M latch circuits each one corresponding to a separate one of said M terminals for storing one of the N parts to be transferred to that terminal; a

steering means for directing each of the N parts stored in successive'said storage areas to each of said M latches; and

Claims

1. A multiplexer system for cyclically exchanging items of information with a plurality of terminals over bidirectional data lines, there being M terminals and each item of information having N parts, comprising: scanner means for periodically scanning each of said M terminals in sequence and retrieving a one of said N parts from each said terminal over a bidirectional data line during each period of a first portion of each cycle; input storage means having N storage areas each having M storage locations; first steering means for directing the M parts retrieved during each different scanning period to a different one of said N storage areas; and means for reading out one of said M parts from each of said storage areas simultaneously to reconstruct each of the items of information transferred from each of said M terminals.

2. The multiplexer system of claim 1 further including: output storage means having N storage areas each with M storage locations for storing M items of information each having N parts; M latch circuits each one corresponding to a separate one of said M terminals for storing one of the M parts to be transferred to that terminal; second steering means for directing each of the M parts stored in successive said storage areas to each of said M latches; means for transferring said part stored in each of said latch circuits to its corresponding terminal over a bidirectional data line during each period of a second portion of each cycle.

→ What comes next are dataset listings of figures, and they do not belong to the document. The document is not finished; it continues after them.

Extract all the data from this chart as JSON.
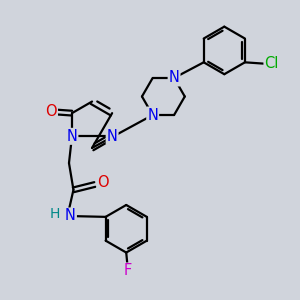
{
  "bg_color": "#d0d4dc",
  "atom_colors": {
    "C": "#000000",
    "N": "#0000ee",
    "O": "#dd0000",
    "F": "#cc00cc",
    "Cl": "#00aa00",
    "H": "#008888"
  },
  "bond_color": "#000000",
  "bond_width": 1.6,
  "font_size": 10.5,
  "figsize": [
    3.0,
    3.0
  ],
  "dpi": 100
}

8. A multiplexer system for cyclically exchanging items of information with a plurality of terminals over bidirectional data lines, there being M terminals and each item of information having N parts, comprising: scanner means for periodically scanning each of said M terminals in sequence and retrieving a one of said N parts from each said terminal over a bidirectional data line during each period of a first portion of each cycle; input storage means having N storage areas each having M storage locations; first steering means for directing the M parts retrieved during each different scanning period to a different one of said N storage areas; means for reading out one of said M parts from each of said N storage areas simultaneously to reconstruct each of the items of information transferred from each of said M terminals; output storage means having N storage areas each with M storage locations for storing M items of information each having N parts; M latch circuits, each one corresponding to a separate one of said M terminals for storing one of the N parts to be transferred to that terminal; second steering means for directing each of the M parts stored in successive said storage areas to each of said M latches; and means for transferring said parts stored in each of said latch circuits to its corresponding terminal over a bidirectional data line during each period of a second portion of each cycle.

9. A multiplexer system for cyclically exchanging items of information with a plurality of terminals over bidirectional data lines, there being M terminals and each item of information having N parts, comprising: output storage means having N storage areas each with M storage locations for storing M items of information each having N parts; M latch circuits each one corresponding to a separate one of said M terminals for storing one of the N parts to be transferred to that terminal; steering means for directing each of the N parts stored in successive said storage areas to each of said M latches; and means for transferring said parts stored in each of said latch circuits to its corresponding terminal over a bidirectional data line during each period of a second portion of each cycle.